L’attention ne se porte plus uniquement sur les dépenses de transferts, mais sur la capacité des clubs saoudiens à construire un écosystème footballistique durable et compétitif.
Des dépenses records à l’ambition structurelle
Impossible de nier l’ampleur des investissements. Les clubs de la Saudi Pro League ont dépensé un montant record de 957 millions de dollars à l’été 2023, selon Deloitte, bouleversant le marché mondial des transferts.
Mais depuis, le récit a changé. Le plan à long terme de la ligue s’articule désormais autour de la gouvernance, du développement des joueurs et de la viabilité financière.
Le 6 avril 2026, le ministère des Sports a lancé la deuxième phase de son projet d’investissement et de privatisation des clubs sportifs, ouvrant la porte aux investisseurs locaux et internationaux.
Cela marque une transition claire : passer d’une dépense agressive à une croissance structurée.

Construire un nouveau modèle footballistique
La transformation du football saoudien ne s’est pas faite du jour au lendemain. Les fondations ont été posées en 2023 grâce à une vaste campagne de privatisation.

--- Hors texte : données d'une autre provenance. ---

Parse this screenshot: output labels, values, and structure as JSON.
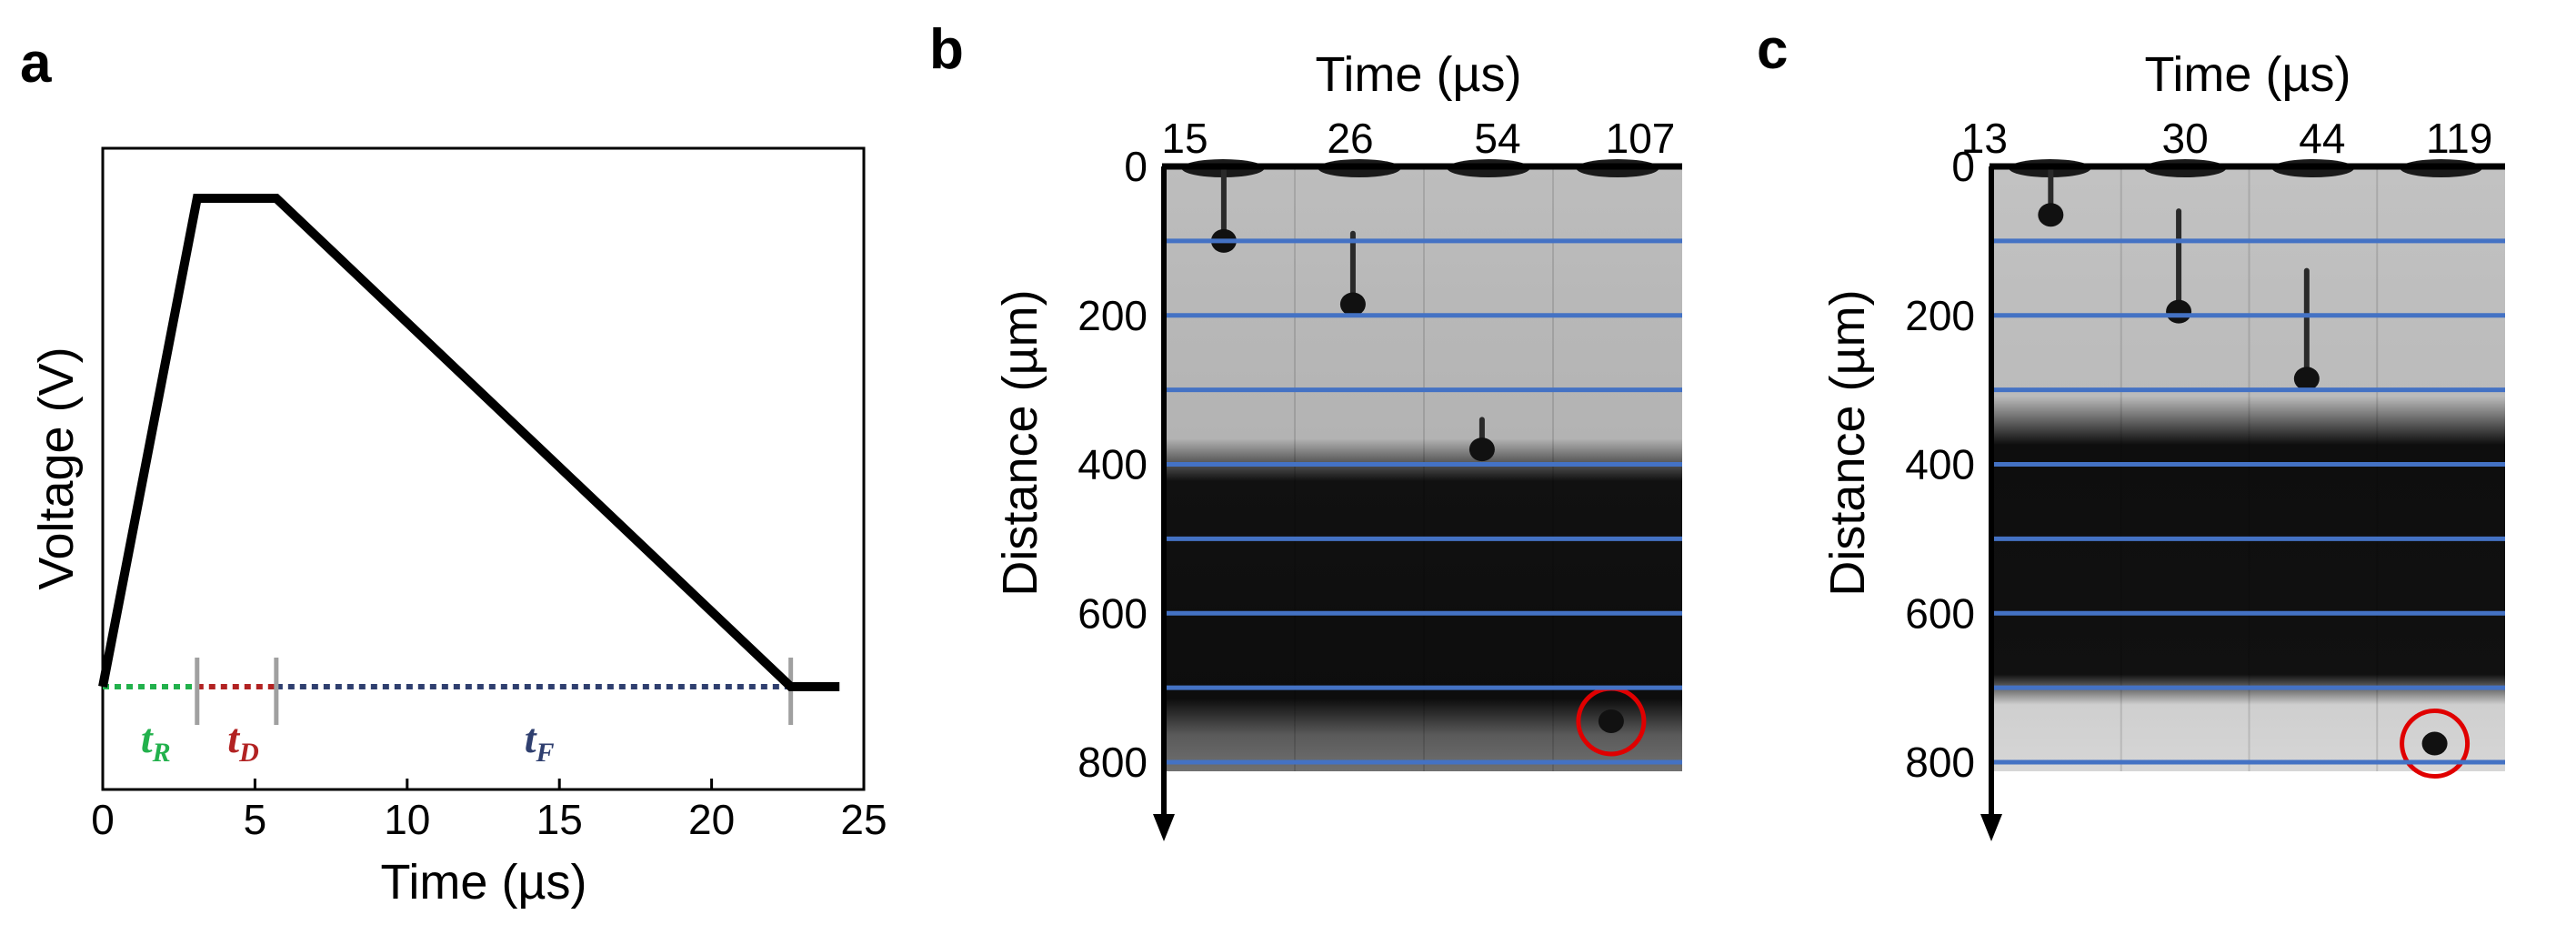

Des clubs comme Al Hilal, Al Nassr, Al Ahli et Al Ittihad ont été restructurés en sociétés soutenues par le Fonds d’Investissement Public, aux côtés de fondations à but non lucratif.
Ailleurs, Al Qadsiah est passé sous le giron d’Aramco tandis que NEOM SC, promu en première division le 22 avril 2025, incarne un projet de développement sur le long terme.
L’objectif est quantifiable. Les chiffres officiels visent à augmenter les revenus de la ligue de 450 millions SAR à plus de 1,8 milliard SAR, tandis que la valeur du marché devrait passer de 3 à plus de 8 milliards SAR.
Bien plus qu’un marché des transferts
Pour Jacobs, l’essentiel est que l’Arabie saoudite cherche à bâtir un véritable écosystème, pas seulement à dominer les gros titres du mercato.
Cela inclut des contrôles réglementaires. Les clubs sont limités à 10 joueurs étrangers, dont seulement huit peuvent figurer sur la feuille de match, deux places étant réservées aux jeunes talents. La ligue a également introduit des directives de durabilité visant à aligner les dépenses sur la valeur sportive.
Ce cadre remet en cause le discours habituel sur la « bulle du football ».
Une relation changeante avec l’Europe
Loin d’être de simples perturbateurs, les clubs saoudiens s’intègrent de plus en plus à l’économie globale du football.
Un exemple : en janvier 2025, Al Nassr a recruté Jhon Duran d’Aston Villa pour 64 millions de livres sterling, un transfert qui a satisfait les deux parties. Pour les clubs européens, la demande saoudienne offre parfois une certaine flexibilité financière au bon moment.
L’épreuve du temps
La prochaine phase sera décisive pour la réussite du projet. Les dépenses ne suffisent plus à elles seules à faire la différence.
Les clubs saoudiens seront jugés sur leur capacité à :
- former des joueurs
- générer des revenus indépendants
- fonctionner comme des entreprises footballistiques stables
Les premières années ont attiré l’attention du monde entier. La suite déterminera la crédibilité du projet.
Le football saoudien s’est fait connaître par la taille de ses investissements. Son avenir dépendra de sa structure.